A defendant in the racially-charged Jena 6 case in Louisiana has been arrested for assault after an altercation at the suburban Dallas high school he is now attending, potentially complicating his legal defense in Jena and dispiriting some of his supporters.
Bryant Purvis, 19, was arrested Wednesday in Carrollton, Texas, and charged with misdemeanor assault after an incident with another student at Hebron High School, Carrollton police said. Purvis was released in lieu of $1,000 bond on Thursday and suspended for three days from the school, where he enrolled as a senior after moving to the area to live with a relative.
Purvis' attorney, Darrell Hickman, characterized the assault as a "minor shoving incident" and said it involved a student whom Purvis believed had vandalized his car a few days before. A police affidavit accompanying an arrest warrant alleged that Purvis choked the student and pushed his head into a bench, injuring the victim's eye.
The new arrest could complicate ongoing plea bargain negotiations over the Jena case with LaSalle Parish District Attorney Reed Walters, Hickman said. Purvis is one of six black defendants Walters initially charged with attempted murder for beating a white student at Jena High School in December 2006, in a fight that capped months of racial tensions in the town.
The charges were reduced to aggravated second-degree battery after the Jena case drew criticism from national civil rights leaders, who contended that the justice system in the small town was biased against blacks. More than 20,000 demonstrators marched through Jena last September in support of the Jena 6 defendants and their case was one of several last year that launched what activists regarded as a new civil rights movement.
The first Jena defendant to face trial, Mychal Bell, pleaded guilty in December to a juvenile charge of second-degree battery and received a sentence of 18 months in juvenile detention. Purvis' case is set for trial in late March.
The Texas arrest "doesn't help his case in Jena, that's obvious," Hickman said. "From what [Purvis] told me, I can understand him losing his temper. We all lose our temper every now and then. But we're in the process of negotiations with Reed Walters. And what we've been asking for, probably Reed will be less inclined to give it to me now."
Purvis' arrest is the latest in a series public embarrassments for the Jena defendants, who last summer attracted the sympathies of more than 300,000 petition signers and donations of more than $500,000 to their legal defense fund.

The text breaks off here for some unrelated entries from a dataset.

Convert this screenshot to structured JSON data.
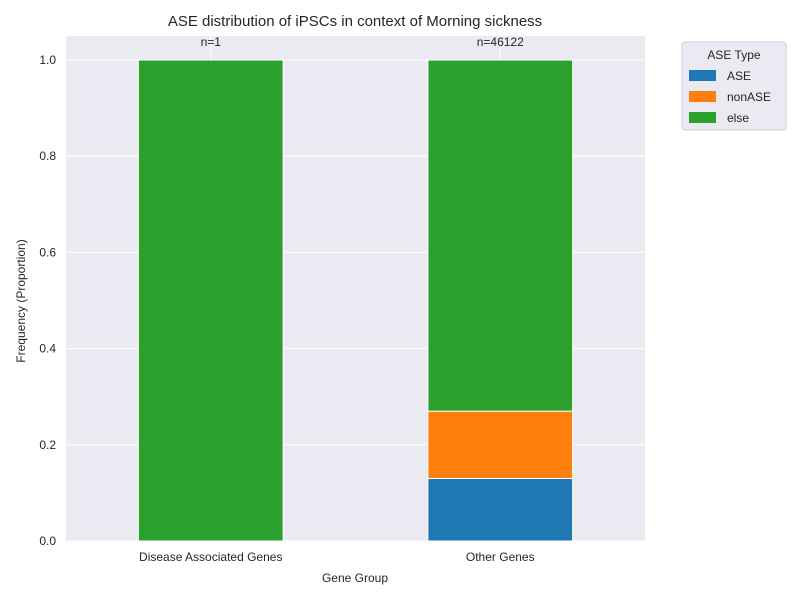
{
  "chart_data": {
    "type": "bar",
    "stacked": true,
    "title": "ASE distribution of iPSCs in context of Morning sickness",
    "xlabel": "Gene Group",
    "ylabel": "Frequency (Proportion)",
    "ylim": [
      0,
      1.05
    ],
    "yticks": [
      "0.0",
      "0.2",
      "0.4",
      "0.6",
      "0.8",
      "1.0"
    ],
    "ytick_values": [
      0,
      0.2,
      0.4,
      0.6,
      0.8,
      1.0
    ],
    "categories": [
      "Disease Associated Genes",
      "Other Genes"
    ],
    "counts": [
      "n=1",
      "n=46122"
    ],
    "series": [
      {
        "name": "ASE",
        "color": "#1f77b4",
        "values": [
          0,
          0.13
        ]
      },
      {
        "name": "nonASE",
        "color": "#ff7f0e",
        "values": [
          0,
          0.14
        ]
      },
      {
        "name": "else",
        "color": "#2ca02c",
        "values": [
          1.0,
          0.73
        ]
      }
    ],
    "grid": true,
    "legend": {
      "title": "ASE Type",
      "placement": "outside-top-right"
    }
  }
}
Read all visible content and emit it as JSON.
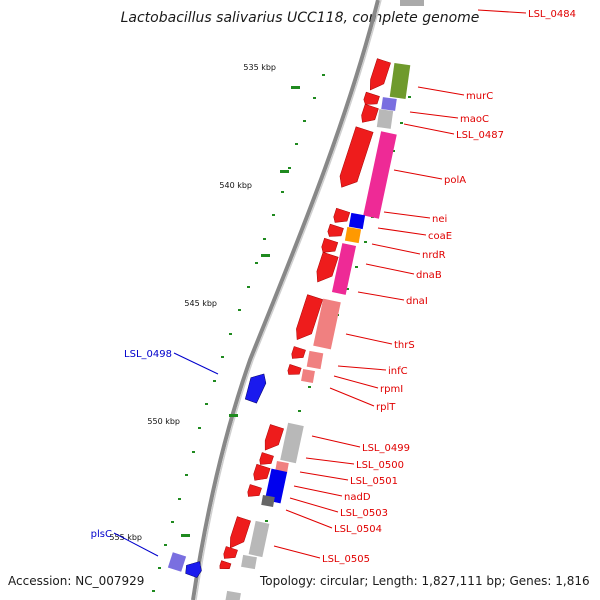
{
  "title": "Lactobacillus salivarius UCC118, complete genome",
  "footer": {
    "accession": "Accession: NC_007929",
    "topology": "Topology: circular; Length: 1,827,111 bp; Genes: 1,816"
  },
  "colors": {
    "forward_gene": "#ee1c1c",
    "reverse_gene": "#1a1aee",
    "backbone": "#888888",
    "gc_tick": "#1f8a1f",
    "label_red": "#e00000",
    "label_blue": "#0000cc",
    "cog_pink": "#ee2a96",
    "cog_olive": "#6f9a2c",
    "cog_gray": "#b8b8b8",
    "cog_salmon": "#f08080",
    "cog_blue": "#0000ee",
    "cog_orange": "#ff9900"
  },
  "ticks": [
    {
      "label": "535 kbp"
    },
    {
      "label": "540 kbp"
    },
    {
      "label": "545 kbp"
    },
    {
      "label": "550 kbp"
    },
    {
      "label": "555 kbp"
    }
  ],
  "gene_labels": [
    {
      "label": "LSL_0484",
      "strand": "forward"
    },
    {
      "label": "murC",
      "strand": "forward"
    },
    {
      "label": "maoC",
      "strand": "forward"
    },
    {
      "label": "LSL_0487",
      "strand": "forward"
    },
    {
      "label": "polA",
      "strand": "forward"
    },
    {
      "label": "nei",
      "strand": "forward"
    },
    {
      "label": "coaE",
      "strand": "forward"
    },
    {
      "label": "nrdR",
      "strand": "forward"
    },
    {
      "label": "dnaB",
      "strand": "forward"
    },
    {
      "label": "dnaI",
      "strand": "forward"
    },
    {
      "label": "thrS",
      "strand": "forward"
    },
    {
      "label": "infC",
      "strand": "forward"
    },
    {
      "label": "rpmI",
      "strand": "forward"
    },
    {
      "label": "rplT",
      "strand": "forward"
    },
    {
      "label": "LSL_0499",
      "strand": "forward"
    },
    {
      "label": "LSL_0500",
      "strand": "forward"
    },
    {
      "label": "LSL_0501",
      "strand": "forward"
    },
    {
      "label": "nadD",
      "strand": "forward"
    },
    {
      "label": "LSL_0503",
      "strand": "forward"
    },
    {
      "label": "LSL_0504",
      "strand": "forward"
    },
    {
      "label": "LSL_0505",
      "strand": "forward"
    },
    {
      "label": "LSL_0498",
      "strand": "reverse"
    },
    {
      "label": "plsC",
      "strand": "reverse"
    }
  ]
}
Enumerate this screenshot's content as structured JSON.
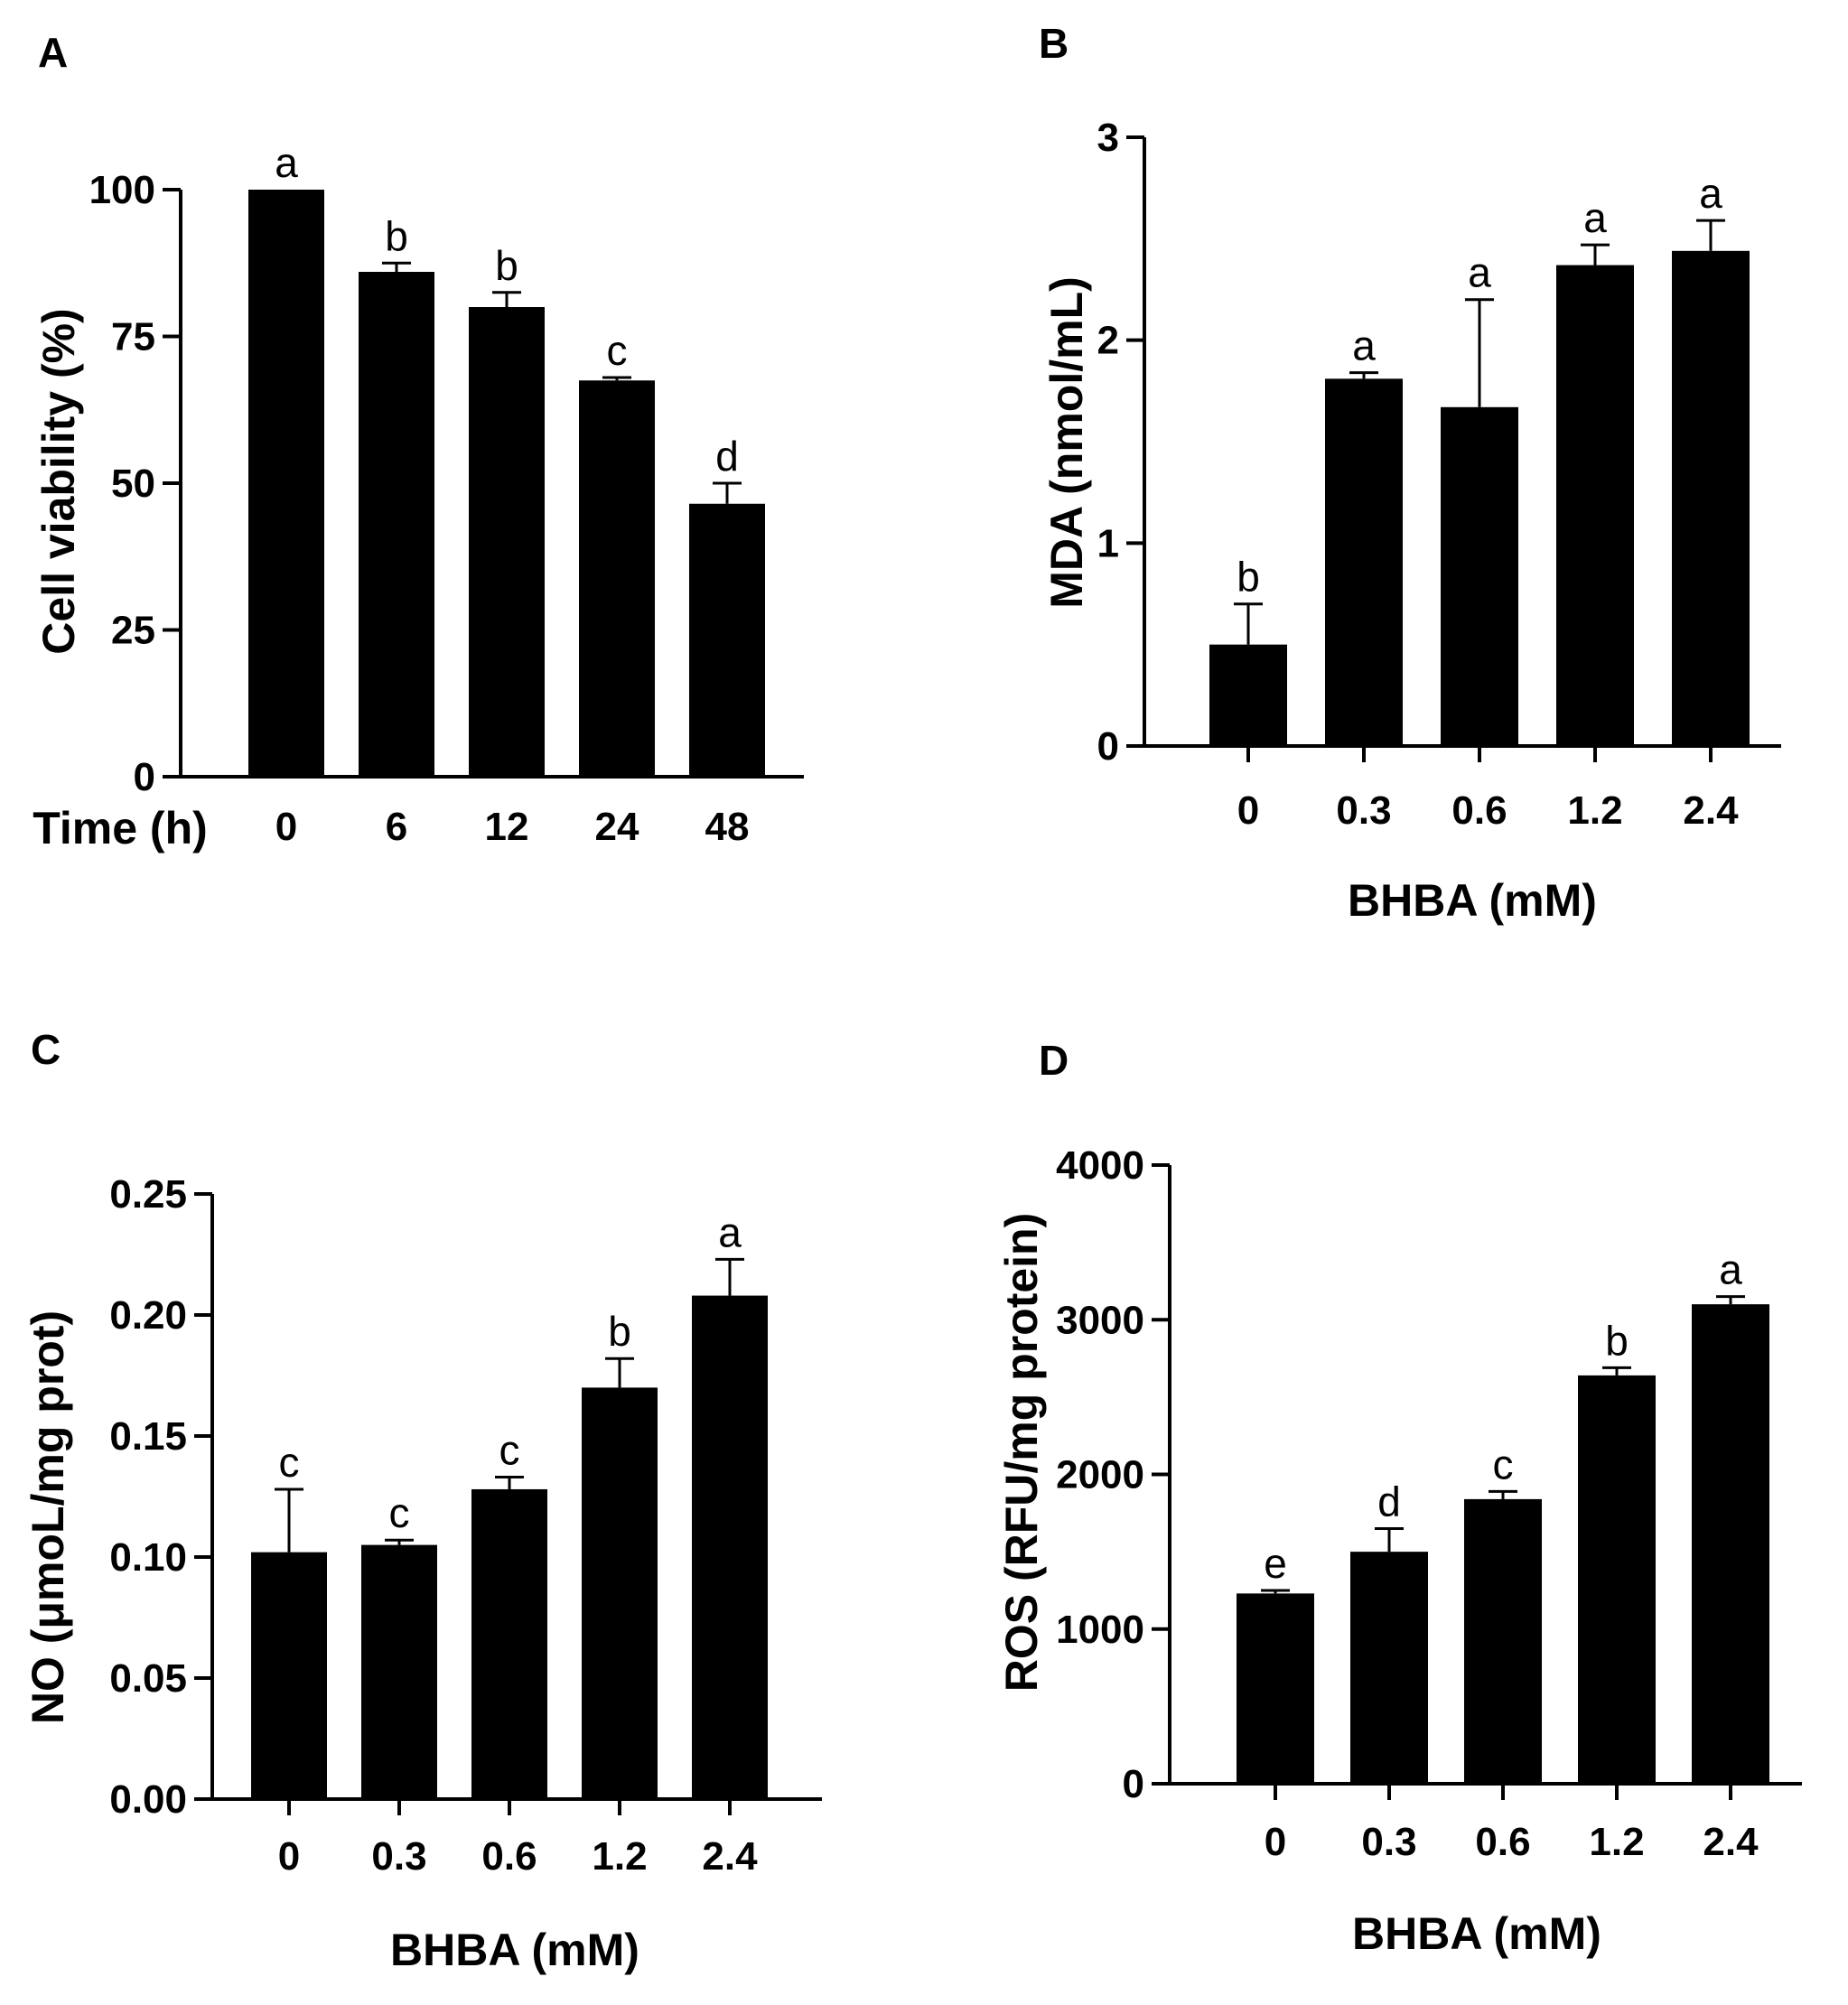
{
  "chart_data": [
    {
      "panel": "A",
      "type": "bar",
      "categories": [
        "0",
        "6",
        "12",
        "24",
        "48"
      ],
      "values": [
        100,
        86,
        80,
        67.5,
        46.5
      ],
      "errors": [
        0,
        1.5,
        2.5,
        0.5,
        3.5
      ],
      "sig": [
        "a",
        "b",
        "b",
        "c",
        "d"
      ],
      "xlabel": "Time (h)",
      "ylabel": "Cell viability (%)",
      "ylim": [
        0,
        100
      ],
      "yticks": [
        "0",
        "25",
        "50",
        "75",
        "100"
      ]
    },
    {
      "panel": "B",
      "type": "bar",
      "categories": [
        "0",
        "0.3",
        "0.6",
        "1.2",
        "2.4"
      ],
      "values": [
        0.5,
        1.81,
        1.67,
        2.37,
        2.44
      ],
      "errors": [
        0.2,
        0.03,
        0.53,
        0.1,
        0.15
      ],
      "sig": [
        "b",
        "a",
        "a",
        "a",
        "a"
      ],
      "xlabel": "BHBA (mM)",
      "ylabel": "MDA (nmol/mL)",
      "ylim": [
        0,
        3
      ],
      "yticks": [
        "0",
        "1",
        "2",
        "3"
      ]
    },
    {
      "panel": "C",
      "type": "bar",
      "categories": [
        "0",
        "0.3",
        "0.6",
        "1.2",
        "2.4"
      ],
      "values": [
        0.102,
        0.105,
        0.128,
        0.17,
        0.208
      ],
      "errors": [
        0.026,
        0.002,
        0.005,
        0.012,
        0.015
      ],
      "sig": [
        "c",
        "c",
        "c",
        "b",
        "a"
      ],
      "xlabel": "BHBA (mM)",
      "ylabel": "NO (μmoL/mg prot)",
      "ylim": [
        0,
        0.25
      ],
      "yticks": [
        "0.00",
        "0.05",
        "0.10",
        "0.15",
        "0.20",
        "0.25"
      ]
    },
    {
      "panel": "D",
      "type": "bar",
      "categories": [
        "0",
        "0.3",
        "0.6",
        "1.2",
        "2.4"
      ],
      "values": [
        1230,
        1500,
        1840,
        2640,
        3100
      ],
      "errors": [
        20,
        150,
        50,
        50,
        50
      ],
      "sig": [
        "e",
        "d",
        "c",
        "b",
        "a"
      ],
      "xlabel": "BHBA (mM)",
      "ylabel": "ROS (RFU/mg protein)",
      "ylim": [
        0,
        4000
      ],
      "yticks": [
        "0",
        "1000",
        "2000",
        "3000",
        "4000"
      ]
    }
  ]
}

Purvis and another Jena defendant, Carwin Jones, posed like rap stars at the Black Entertainment Television Hip Hop Awards in October, where they presented a music award and received an ovation from the audience. Jena defendant Robert Bailey Jr. posted pictures of himself on a Myspace page with a wad of $100 bills stuffed in his mouth. And questions arose over the accounting for some of the donated legal funds controlled by the Jena 6 families after they declined to say how they were spending the money.
Nevertheless, the Jena case remains important, said Mervyn Marcano, spokesman for Color of Change, an Internet-based civil rights group of nearly 400,000 members that raised more than $200,000 for the Jena defendants.
"It's sort of a pop culture touchstone of 2007 for a lot of black people," Marcano said, adding that he hoped that Purvis' latest arrest would not detract from the larger issues of equal justice raised by the Jena case.
"These kids are still juveniles, so I'm not surprised that they will get into scuffles and things of that nature," Marcano said. "These kids are not supposed to be angels. They are supposed to have equal access to fair treatment from the criminal justice system, and they will continue to be teenagers while we continue to fight for that."